Some of Britain’s most respected military commanders have been drawn into an extraordinary public row with the British National Party after the party's leader compared them to Nazi generals hanged for war crimes.
Nick Griffin, the BNP leader, accused General Sir Richard Dannatt and General Sir Mike Jackson, two former chiefs of the general staff, of complicity in “illegal” wars in Iraq and Afghanistan and in the MPs’ expenses scandal.
Mr Griffin’s attack came after the generals added their names to a new campaign against the BNP's attempts to “steal the valour” of the Armed Forces by using wartime images and slogans.
The party routinely uses images of Spitfires in its campaign material, and has also invoked the memory of Sir Winston Churchill.
In an ITV News interview, Mr Griffin claimed that Sir Winston would backed his party if he were alive today. "His only place would be in the British National Party," he said.
Promising to counter such propaganda, the Nothing British campaign launched on Tuesday with a report warning: “The forces of extremism and racism are hijacking the good name of Britain's military.”

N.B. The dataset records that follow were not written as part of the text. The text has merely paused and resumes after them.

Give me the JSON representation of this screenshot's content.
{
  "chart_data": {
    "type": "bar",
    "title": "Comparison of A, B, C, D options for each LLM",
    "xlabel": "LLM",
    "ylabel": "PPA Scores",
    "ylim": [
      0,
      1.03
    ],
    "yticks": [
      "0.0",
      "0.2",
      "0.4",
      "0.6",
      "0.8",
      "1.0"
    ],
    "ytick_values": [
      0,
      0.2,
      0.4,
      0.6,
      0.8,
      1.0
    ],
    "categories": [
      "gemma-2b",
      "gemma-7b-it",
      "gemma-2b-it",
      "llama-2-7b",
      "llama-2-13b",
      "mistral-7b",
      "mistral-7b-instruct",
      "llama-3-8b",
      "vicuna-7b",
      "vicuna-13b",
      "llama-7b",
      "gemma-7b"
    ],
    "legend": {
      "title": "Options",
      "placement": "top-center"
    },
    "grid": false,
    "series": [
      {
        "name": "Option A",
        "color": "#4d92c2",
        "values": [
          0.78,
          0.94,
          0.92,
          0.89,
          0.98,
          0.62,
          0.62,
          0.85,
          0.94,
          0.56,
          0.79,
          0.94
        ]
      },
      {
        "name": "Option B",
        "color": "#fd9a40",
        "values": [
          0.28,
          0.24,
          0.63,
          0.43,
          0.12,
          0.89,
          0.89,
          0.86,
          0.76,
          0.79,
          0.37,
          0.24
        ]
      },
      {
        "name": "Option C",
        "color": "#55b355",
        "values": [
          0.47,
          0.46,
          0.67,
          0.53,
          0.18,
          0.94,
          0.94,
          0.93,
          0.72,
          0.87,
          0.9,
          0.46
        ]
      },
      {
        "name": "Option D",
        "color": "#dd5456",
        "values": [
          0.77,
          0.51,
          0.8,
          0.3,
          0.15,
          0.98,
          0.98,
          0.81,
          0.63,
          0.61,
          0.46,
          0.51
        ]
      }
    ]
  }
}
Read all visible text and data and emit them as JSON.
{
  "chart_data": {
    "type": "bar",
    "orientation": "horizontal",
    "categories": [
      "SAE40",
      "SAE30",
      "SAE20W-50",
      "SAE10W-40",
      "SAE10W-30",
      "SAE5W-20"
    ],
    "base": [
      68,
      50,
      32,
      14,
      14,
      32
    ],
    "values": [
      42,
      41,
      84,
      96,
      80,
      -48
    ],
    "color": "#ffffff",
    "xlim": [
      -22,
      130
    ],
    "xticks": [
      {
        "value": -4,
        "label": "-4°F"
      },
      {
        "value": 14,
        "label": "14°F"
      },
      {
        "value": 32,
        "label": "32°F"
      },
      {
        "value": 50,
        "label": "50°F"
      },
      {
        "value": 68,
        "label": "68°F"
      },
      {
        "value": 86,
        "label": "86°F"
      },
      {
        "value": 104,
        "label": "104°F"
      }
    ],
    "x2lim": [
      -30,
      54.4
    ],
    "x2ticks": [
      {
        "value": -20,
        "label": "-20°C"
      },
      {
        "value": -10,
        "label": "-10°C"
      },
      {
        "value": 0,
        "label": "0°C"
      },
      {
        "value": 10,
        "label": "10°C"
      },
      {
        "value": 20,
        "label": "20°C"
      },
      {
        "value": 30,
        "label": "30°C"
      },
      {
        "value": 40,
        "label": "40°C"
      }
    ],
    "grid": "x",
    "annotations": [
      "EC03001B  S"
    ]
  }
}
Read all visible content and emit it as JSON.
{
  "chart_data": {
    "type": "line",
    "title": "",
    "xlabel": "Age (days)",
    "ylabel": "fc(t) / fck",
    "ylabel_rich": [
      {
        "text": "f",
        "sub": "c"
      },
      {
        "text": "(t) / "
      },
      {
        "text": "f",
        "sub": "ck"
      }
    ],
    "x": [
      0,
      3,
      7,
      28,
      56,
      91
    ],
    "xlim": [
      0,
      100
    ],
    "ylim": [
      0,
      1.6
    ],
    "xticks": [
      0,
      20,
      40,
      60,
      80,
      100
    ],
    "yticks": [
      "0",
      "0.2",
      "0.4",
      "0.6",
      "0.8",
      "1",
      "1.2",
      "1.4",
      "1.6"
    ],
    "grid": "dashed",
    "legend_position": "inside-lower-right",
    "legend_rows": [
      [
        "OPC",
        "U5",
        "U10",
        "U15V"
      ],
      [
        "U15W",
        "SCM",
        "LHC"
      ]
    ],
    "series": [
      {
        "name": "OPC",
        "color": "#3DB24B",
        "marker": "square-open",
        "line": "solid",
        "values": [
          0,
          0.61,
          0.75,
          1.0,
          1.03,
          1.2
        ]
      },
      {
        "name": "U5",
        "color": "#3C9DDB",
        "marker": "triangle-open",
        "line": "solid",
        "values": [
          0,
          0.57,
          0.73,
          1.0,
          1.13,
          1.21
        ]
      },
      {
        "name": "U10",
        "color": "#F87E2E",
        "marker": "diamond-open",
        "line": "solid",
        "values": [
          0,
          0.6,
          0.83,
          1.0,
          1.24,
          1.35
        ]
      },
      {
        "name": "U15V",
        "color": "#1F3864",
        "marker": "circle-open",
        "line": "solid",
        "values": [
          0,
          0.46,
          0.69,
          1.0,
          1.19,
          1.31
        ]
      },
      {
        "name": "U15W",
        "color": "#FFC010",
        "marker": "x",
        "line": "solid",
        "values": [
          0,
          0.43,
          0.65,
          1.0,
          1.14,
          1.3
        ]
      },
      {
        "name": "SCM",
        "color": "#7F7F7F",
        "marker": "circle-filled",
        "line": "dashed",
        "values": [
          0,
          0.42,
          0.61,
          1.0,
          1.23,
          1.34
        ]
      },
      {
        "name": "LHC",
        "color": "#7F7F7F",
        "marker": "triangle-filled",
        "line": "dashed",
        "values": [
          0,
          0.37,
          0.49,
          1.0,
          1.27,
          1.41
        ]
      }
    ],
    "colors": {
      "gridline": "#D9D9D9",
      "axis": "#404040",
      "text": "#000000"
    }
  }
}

The campaign, organised by Conservative activists, is backed by retired senior service personnel including the generals, who signed an open letter on the issue.
“We call on all those who seek to hijack the good name of Britain's military for their own advantage to cease and desist,” they wrote. “The values of these extremists – many of whom are essentially racist – are fundamentally at odds with the values of the modern British military, such as tolerance and fairness.”
Mr Griffin responded with a lengthy tirade on the BNP’s website, likening the generals to Nazi military chiefs.
He said: “Those Tory generals who today attacked the British National Party should remember that at the Nuremberg Trials, the politicians and generals accused of waging illegal aggressive wars were all charged — and hanged — together.
He added: “Sir Richard and Sir Mike fall squarely into this bracket, and they must not think that they will escape culpability for pursuing the illegal wars in Iraq and Afghanistan.”
Mr Griffin singled out Sir Richard, who stepped down as CGS in August and has agreed to become an adviser on defence to the Conservatives.
Mr Griffin said: “Sir Richard said nothing about the fact that low-paid British soldiers have to buy their own kit because the Government has deliberately underfunded the army, despite sending our soldiers to foreign conflicts which have nothing to do with us.”
Sir Mike declined to respond to Mr Griffin’s comments. In an earlier BBC interview, he insisted that the military remains apolitical and his support for the Nothing British campaign was not partisan.
He said: "This is not in any sense party political. It is an issue about the reputation and good name and the tolerance of the British armed forces.”
In a separate interview, Mr Griffin said that his party has widespread support among serving service personnel.
“I'm the one who talks to the families of young squaddies and large numbers of ex-servicemen and they all say that almost everyone at the coalface, fighting in Afghanistan, vote for the British National Party," he said.
Last year, a leaked BNP membership list contained the names of 16 people who were described as servicemen including a Royal Marines Commando.
Among the 68 members listed as former servicemen were one Chelsea Pensioner, three Paras, three Guards and two Royal Marines.